A novel prognostic model based on the viral loads of hepatitis B virus (HBV) demonstrates its utility in predicting and stratifying the risk of hepatocellular carcinoma (HCC) in noncirrhotic patients with chronic hepatitis B (CHB) who are not yet receiving antiviral therapy.
This study involved a community-based cohort in Taiwan (REVEAL-HBV, REACH-B model cohort) and eight hospital-based cohort from Korea and Hong Kong (GAG-HCC and CU-HCC cohorts). Researchers derived the new model from 6,949 CHB patients from the Korean cohort and validated it in 7,429 patients from the Taiwanese cohort and seven cohorts from Korea and Hong Kong.
The derivation cohort identified 435 incident HCC cases over a median follow-up of 10.0 years, while the validation cohort found 467 cases over a median 12.2-year follow-up.

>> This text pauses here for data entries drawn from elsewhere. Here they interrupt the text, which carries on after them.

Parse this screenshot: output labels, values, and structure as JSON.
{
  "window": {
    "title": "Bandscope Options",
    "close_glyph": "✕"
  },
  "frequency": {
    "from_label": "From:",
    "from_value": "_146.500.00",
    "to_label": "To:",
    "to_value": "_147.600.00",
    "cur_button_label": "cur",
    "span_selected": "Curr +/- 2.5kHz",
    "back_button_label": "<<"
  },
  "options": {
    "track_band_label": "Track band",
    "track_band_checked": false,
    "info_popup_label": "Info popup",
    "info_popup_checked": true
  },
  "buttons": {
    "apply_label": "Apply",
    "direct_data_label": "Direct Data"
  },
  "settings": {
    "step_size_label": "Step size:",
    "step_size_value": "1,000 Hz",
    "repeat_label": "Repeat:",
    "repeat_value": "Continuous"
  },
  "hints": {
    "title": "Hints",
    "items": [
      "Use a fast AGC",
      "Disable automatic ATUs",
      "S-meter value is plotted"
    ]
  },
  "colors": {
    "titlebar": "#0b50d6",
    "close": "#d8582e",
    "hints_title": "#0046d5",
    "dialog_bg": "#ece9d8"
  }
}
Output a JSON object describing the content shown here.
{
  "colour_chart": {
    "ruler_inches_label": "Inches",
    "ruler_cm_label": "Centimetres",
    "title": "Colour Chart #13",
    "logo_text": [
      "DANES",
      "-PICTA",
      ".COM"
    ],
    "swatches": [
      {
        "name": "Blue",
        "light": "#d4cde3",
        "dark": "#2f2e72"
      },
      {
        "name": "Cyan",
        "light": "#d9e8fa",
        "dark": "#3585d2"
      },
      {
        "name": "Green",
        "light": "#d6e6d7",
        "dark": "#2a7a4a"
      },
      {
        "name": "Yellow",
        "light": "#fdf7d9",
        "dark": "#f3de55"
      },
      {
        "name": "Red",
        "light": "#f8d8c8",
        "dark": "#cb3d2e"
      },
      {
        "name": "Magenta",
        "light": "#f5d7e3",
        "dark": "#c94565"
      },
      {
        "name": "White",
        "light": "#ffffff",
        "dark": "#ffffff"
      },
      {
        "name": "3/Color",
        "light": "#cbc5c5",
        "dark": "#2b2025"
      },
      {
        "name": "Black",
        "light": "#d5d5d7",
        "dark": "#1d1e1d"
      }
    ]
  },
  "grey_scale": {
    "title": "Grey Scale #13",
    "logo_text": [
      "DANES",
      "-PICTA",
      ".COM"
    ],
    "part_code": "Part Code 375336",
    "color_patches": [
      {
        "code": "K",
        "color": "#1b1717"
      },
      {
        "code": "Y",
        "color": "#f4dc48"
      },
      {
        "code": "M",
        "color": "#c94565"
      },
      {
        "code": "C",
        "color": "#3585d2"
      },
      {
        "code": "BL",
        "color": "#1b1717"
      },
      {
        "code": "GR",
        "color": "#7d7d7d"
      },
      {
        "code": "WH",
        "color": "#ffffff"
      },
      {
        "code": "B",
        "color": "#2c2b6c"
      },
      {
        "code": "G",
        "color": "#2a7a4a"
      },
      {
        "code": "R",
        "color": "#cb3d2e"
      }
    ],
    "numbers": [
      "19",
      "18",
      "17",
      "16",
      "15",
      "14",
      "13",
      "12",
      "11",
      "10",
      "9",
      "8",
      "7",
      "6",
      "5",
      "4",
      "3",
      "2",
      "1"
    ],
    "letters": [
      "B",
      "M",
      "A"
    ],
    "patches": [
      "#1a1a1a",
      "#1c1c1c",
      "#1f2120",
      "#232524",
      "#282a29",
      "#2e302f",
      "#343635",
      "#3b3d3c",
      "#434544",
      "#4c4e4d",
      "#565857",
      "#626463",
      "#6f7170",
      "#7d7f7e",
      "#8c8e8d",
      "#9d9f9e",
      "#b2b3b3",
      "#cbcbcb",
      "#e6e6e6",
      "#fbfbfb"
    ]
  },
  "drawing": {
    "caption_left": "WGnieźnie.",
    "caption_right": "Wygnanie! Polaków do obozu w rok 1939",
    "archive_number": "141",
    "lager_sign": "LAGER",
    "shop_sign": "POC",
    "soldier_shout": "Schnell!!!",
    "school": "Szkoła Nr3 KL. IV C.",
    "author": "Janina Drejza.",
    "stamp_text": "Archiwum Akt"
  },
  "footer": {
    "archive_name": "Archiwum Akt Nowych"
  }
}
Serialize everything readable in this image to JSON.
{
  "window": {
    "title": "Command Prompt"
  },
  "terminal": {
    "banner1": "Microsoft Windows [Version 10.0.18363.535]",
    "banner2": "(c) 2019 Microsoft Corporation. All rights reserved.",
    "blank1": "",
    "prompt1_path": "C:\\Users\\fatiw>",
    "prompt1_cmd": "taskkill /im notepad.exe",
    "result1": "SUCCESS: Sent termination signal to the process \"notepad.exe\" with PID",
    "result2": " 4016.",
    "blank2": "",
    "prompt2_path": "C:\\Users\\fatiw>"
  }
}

One of the strongest predictors of HCC development in the new model was baseline HBV DNA level, showing a nonlinear parabolic association in both cohorts, with moderate viral loads (about 6 log10 IU/mL) having the highest HCC risk. Other predictors were age, sex, platelet count, ALT levels, and positive hepatitis B e antigen result.
The new model demonstrated good discrimination and calibration, with c-statistics of 0.844 in the derivation cohort and 0.813 in the validation cohort with several imputation. It also generated a greater positive net benefit relative to other strategies in the 0-percent to 18-percent threshold.
The study, however, was limited by the lack of validation in cohorts of other races and receiving antiviral treatment.